In 1961, a month before the film's release, the celebrity romance was over. In 1962, Monroe died of a drug overdose.

New Writings and Revivals

Miller's career was back on track in 1964, when he returned to Broadway with "Incident at Vichy," a tale of Nazi-occupied France. A year later, he became politically active again, when he was elected president of P.E.N., the international writers association. Once more, he was thrown into the center of controversy when, as a protest of U.S. foreign policy, he refused to attend a White House event. "The occasion is so darkened for me by the Vietnam tragedy that I could not join it with a clear conscience," he wrote to President Lyndon B. Johnson, who asked him to attend the signing of the Arts and Humanities Act.

A year after his split with Monroe, Miller was married for a third time, this time to Austrian-born photographer Inge Morath. The couple had met while she was documenting the filming of "The Misfits." They had two children together, and remained married for 40 years, until her death in 2002.

Miller's output was sporadic through the 1970s and 1980s, yet his work received constant attention. A TV version of "Death of a Salesman" with Dustin Hoffman earned 10 Emmy nominations. In 1996, Hollywood remade "The Crucible" with Daniel Day-Lewis and Winona Ryder, which earned him an Oscar nomination for screenwriting. While preparing for the film, Day-Lewis met Miller's daughter Rebecca. They married in 1996.

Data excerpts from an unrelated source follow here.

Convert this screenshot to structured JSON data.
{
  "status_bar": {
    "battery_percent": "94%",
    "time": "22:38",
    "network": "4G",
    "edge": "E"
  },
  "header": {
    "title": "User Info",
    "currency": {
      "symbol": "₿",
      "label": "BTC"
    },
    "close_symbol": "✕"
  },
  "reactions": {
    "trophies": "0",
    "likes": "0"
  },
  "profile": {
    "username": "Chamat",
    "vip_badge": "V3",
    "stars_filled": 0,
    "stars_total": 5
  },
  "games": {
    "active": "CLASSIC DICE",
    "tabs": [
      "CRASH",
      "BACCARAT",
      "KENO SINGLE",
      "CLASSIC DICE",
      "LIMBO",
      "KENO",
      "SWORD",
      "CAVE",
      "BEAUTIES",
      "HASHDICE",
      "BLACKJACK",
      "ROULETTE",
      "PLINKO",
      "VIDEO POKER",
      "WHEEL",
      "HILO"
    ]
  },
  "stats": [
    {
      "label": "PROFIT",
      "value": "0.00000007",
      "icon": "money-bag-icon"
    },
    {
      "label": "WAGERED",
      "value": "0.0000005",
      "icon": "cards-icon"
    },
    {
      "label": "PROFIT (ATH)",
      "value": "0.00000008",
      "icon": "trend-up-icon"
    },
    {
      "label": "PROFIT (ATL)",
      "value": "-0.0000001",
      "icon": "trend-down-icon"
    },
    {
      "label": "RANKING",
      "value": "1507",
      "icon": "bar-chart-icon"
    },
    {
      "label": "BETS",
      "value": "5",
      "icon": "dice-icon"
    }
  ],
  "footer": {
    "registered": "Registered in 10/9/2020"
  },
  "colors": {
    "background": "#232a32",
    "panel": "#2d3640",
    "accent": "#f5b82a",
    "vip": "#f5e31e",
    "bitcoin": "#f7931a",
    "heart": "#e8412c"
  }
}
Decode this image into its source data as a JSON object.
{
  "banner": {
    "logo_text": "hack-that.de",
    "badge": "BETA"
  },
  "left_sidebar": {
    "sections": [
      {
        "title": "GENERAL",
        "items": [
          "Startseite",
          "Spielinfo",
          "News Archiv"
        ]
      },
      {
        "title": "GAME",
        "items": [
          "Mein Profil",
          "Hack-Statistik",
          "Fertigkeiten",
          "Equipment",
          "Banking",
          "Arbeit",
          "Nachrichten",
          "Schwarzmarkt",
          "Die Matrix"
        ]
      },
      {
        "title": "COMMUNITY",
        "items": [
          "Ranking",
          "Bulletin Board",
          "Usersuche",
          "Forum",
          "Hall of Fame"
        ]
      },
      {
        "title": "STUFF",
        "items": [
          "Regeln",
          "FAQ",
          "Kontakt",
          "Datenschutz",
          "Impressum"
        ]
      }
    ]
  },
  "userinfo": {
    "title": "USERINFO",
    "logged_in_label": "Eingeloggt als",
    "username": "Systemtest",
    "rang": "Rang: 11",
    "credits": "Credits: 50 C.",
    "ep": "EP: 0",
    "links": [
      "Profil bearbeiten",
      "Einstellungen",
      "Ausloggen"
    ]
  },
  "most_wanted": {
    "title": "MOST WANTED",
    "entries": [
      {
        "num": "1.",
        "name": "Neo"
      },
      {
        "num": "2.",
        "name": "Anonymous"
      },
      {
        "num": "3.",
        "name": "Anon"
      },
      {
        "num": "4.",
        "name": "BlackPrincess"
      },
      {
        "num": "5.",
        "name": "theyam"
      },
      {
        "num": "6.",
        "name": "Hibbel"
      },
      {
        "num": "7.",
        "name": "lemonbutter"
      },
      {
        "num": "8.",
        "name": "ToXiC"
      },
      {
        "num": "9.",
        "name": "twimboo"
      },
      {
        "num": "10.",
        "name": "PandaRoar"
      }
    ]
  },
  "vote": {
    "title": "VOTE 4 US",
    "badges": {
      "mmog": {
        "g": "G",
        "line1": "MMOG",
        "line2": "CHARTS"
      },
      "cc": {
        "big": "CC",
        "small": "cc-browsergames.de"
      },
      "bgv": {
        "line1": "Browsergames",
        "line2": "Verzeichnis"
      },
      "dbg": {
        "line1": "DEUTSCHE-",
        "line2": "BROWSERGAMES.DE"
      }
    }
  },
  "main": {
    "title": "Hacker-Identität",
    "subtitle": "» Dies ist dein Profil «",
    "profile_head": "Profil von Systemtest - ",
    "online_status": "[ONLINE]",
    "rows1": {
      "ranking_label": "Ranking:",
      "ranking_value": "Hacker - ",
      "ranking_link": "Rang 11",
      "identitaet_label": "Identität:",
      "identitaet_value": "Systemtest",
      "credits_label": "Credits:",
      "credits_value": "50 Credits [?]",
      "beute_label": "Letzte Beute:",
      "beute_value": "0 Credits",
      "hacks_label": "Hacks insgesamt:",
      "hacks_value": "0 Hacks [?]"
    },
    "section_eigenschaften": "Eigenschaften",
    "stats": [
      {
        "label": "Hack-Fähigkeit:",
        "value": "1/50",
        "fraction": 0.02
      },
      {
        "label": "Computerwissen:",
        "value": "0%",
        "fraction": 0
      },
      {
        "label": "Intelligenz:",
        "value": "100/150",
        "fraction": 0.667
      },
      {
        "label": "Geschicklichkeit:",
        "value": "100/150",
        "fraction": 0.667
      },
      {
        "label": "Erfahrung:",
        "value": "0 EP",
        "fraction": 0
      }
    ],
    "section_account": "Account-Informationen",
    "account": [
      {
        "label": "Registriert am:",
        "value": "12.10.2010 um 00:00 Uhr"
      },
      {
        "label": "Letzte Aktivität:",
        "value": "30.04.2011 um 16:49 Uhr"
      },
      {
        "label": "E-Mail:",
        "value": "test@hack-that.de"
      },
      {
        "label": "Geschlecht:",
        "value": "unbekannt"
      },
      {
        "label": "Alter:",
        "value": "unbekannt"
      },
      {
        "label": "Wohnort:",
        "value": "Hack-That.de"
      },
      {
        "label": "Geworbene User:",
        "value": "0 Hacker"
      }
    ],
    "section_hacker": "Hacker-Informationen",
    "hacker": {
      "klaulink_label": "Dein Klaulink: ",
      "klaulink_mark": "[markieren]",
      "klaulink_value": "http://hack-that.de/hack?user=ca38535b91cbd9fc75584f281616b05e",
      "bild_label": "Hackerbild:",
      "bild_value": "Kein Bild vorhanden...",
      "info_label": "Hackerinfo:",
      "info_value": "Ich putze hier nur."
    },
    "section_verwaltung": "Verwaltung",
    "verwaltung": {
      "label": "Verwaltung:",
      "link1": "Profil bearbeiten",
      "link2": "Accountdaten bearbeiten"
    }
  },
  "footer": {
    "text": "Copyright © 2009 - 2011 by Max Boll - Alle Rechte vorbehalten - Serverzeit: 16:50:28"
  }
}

Though Miller's later plays hardly received the acclaim he enjoyed early in his career, in 1991, critics warmly received "The Ride Down Mount Morgan" and "The Last Yankee" and with this success, he became more active in reviving some of his earlier works to the stage.

Even in recent years, Miller remained committed to writing, and his work grew increasingly personal. His 2004 play, "Finish the Picture," tells the story of a difficult drug-addled Hollywood actress named Kitty who is set on manic self-destruction.

Critics immediately interpreted Kitty to be a Monroe stand-in, and the play to be a chronicle of the filming of "The Misfits," a work that began as an act of love, but spiraled into a legendary disaster.